Gherkins dipped in Nutella? Check. Peanut butter on eggs? Yes, please. Chilli ice cream? Mine’s a double. Sure, those pregnancy cravings can take weird and unexpected turns but after the birth of your baby, it’s vital that you diet right to keep yourself feeling sharp, sprightly and able for the little one.

Try to make healthy food choices with foods that provide sustained energy, like those high in complex carbohydrates (brown rice, whole-wheat pasta, sweet potato, squash) and protein. Don’t rely on caffeine and sweets for a quick pick-me-up as the crash will simply be postponed rather than prevented. Ensure you have a good breakfast every morning and eat little and often throughout the day to keep energy levels up and consistent. If you’re breastfeeding, you’ll need around 500 calories more than someone who is bottle feeding.


Try to go to bed at night soon after your baby is settled and, if possible, try to nap when your baby does during the day (or at least put your feet up and close your eyes). It’s completely normal to feel tired, so don’t feel guilty about resting, you’ve just given birth after all, but by synergising your sleeping habits with the little one – at least in the first few months – you’ll establish an extra level of understanding between the two of you.
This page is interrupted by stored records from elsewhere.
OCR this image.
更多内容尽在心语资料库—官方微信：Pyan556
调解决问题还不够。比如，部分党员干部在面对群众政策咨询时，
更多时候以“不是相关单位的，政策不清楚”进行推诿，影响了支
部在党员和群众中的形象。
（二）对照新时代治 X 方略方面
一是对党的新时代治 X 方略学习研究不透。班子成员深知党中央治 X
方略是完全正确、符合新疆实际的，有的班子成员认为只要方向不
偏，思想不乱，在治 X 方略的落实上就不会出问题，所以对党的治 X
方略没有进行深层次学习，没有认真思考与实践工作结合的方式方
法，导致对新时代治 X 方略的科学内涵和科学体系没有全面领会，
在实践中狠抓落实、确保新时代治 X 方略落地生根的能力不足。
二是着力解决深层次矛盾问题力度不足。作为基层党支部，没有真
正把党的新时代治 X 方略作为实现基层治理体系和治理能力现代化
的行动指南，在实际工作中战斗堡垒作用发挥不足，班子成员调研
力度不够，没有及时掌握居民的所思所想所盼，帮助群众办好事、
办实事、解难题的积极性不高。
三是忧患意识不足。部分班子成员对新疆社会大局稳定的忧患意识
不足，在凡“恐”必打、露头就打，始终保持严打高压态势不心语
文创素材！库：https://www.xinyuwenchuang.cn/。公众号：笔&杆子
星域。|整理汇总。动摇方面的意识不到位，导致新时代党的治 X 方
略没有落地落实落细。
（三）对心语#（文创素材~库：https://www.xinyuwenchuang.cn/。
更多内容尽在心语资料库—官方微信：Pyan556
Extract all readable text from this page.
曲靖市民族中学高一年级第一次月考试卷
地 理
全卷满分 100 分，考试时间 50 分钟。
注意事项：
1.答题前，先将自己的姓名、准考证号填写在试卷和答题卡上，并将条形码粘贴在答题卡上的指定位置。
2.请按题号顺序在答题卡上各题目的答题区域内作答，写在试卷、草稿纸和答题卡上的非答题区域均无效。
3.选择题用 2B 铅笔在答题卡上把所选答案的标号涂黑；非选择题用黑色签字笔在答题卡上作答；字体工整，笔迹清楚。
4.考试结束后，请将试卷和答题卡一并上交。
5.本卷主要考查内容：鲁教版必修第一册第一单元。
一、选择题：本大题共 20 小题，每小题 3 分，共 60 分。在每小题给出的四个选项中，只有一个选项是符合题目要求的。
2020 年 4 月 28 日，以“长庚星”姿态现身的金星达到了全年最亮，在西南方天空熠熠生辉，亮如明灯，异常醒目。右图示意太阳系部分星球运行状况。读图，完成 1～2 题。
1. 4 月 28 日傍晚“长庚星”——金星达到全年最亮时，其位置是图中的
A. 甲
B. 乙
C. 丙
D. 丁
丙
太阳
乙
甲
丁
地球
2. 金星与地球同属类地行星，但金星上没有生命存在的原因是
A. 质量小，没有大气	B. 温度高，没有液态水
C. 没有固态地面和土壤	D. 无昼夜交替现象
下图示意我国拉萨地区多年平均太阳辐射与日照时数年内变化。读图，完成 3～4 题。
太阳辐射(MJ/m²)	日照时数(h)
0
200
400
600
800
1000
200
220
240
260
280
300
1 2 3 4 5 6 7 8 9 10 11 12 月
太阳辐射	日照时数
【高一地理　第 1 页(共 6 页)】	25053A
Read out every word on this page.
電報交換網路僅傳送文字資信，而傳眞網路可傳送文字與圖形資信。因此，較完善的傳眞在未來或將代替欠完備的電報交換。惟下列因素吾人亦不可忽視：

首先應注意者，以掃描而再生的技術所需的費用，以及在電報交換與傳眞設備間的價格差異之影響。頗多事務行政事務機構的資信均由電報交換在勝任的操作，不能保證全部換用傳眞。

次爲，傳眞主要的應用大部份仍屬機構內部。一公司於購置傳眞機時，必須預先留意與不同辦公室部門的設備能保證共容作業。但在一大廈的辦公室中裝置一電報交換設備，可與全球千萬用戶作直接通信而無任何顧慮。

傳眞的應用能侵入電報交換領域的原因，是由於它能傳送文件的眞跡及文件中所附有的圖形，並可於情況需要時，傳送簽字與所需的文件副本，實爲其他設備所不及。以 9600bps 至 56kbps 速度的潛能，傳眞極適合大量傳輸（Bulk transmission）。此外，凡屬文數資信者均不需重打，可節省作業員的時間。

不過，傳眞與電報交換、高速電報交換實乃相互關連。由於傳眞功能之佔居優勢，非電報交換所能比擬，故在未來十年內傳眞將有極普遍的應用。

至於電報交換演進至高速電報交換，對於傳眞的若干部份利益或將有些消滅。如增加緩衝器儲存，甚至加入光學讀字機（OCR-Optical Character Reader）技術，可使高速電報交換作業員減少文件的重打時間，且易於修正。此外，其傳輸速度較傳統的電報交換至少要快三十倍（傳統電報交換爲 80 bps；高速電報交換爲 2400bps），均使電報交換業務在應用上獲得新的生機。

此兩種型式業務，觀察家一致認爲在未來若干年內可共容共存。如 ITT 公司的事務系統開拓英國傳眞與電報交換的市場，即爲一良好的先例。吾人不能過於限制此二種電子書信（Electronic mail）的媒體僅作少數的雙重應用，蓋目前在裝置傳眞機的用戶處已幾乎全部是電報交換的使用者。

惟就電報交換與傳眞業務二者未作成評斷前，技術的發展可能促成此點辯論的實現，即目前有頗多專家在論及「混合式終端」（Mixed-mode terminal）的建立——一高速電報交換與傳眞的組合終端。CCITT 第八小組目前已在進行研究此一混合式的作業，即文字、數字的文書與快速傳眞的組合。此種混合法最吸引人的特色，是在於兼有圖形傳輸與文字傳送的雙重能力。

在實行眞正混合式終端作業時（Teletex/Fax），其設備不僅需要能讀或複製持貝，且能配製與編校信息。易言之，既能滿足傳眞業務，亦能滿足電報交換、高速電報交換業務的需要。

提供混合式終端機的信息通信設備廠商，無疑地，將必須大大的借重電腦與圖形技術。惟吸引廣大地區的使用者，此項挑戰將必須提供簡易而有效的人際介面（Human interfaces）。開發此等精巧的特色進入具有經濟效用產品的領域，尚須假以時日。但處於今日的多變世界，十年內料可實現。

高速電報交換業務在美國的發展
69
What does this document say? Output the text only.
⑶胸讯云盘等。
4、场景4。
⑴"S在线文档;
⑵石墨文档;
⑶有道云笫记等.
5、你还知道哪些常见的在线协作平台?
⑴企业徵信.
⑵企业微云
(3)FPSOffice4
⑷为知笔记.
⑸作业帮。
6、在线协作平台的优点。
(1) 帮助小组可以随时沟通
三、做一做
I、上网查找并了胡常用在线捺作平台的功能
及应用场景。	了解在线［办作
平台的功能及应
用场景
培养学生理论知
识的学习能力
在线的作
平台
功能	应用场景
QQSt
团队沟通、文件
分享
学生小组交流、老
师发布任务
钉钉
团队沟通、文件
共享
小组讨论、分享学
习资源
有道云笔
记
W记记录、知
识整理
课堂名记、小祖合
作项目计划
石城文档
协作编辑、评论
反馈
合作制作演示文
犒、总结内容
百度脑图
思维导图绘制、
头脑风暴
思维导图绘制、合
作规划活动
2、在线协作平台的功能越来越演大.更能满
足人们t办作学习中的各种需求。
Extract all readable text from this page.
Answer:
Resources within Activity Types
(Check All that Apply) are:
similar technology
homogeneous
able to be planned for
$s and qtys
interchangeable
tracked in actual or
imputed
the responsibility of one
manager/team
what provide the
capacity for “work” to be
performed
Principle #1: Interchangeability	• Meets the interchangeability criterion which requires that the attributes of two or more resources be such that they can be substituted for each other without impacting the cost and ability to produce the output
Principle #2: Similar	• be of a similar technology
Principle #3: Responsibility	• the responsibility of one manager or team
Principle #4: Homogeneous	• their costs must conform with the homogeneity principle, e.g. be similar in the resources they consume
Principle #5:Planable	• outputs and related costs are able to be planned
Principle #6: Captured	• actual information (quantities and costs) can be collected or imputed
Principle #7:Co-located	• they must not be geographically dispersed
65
You will have more time to take a nap while your baby is in a deep sleep.


It’s certainly not an admission of defeat (rather a show of strength) to enlist friends and family to help out in the early days. They could help with specific tasks, like running errands, doing household chores, cooking meals and looking after your other children, or actually caring for the new baby when while you lie down or rest a while. Try not to do everything yourself and certainly don’t feel guilty for accepting help. It’s wiser to delegate than run yourself into the ground.


Though that help of loved ones is welcome, it can sometimes be exhausting to be constantly receiving guests when you’re trying to kick back and bond with your baby. Remember that it’s perfectly fine to pull up the drawbridge and tell even your family or the best of friends that you’re just too tired for a visit or an extended stay. Learn to say no.


It’s important not to become dehydrated during the early days of new motherhood as this can cause you to feel more tired and worn out without really realising why. Drink 6-8 glasses of water a day to keep yourself properly hydrated; particularly important when breastfeeding. We’ve written some handy tips about how to include more water in your diet here; check it out!


Your body has undergone massive change and your diet has likely been pretty erratic of late. Make sure, then, to continue taking supplements (if you wish) especially if you’re breastfeeding, to ensure your body is getting all the vitamins and minerals it needs. Standard prenatal supplements tend to contain more iron than is necessary for new mothers breastfeeding. A daily multivitamin supplement that contains 100% of the RDA (Recommended Dietary Allowance) is ideal. As always, check with your GP for best practice advice.


When you feel ready to do so (and don’t rush), embrace a little light exercise by taking your baby out for a walk – the fresh air and movement may help you both sleep better at night, too. Start out slowly and only go for a short distance at first. As you regain your strength, you can gradually step up your pace and distance. You may well find those moments of calm together in the park feel particularly precious.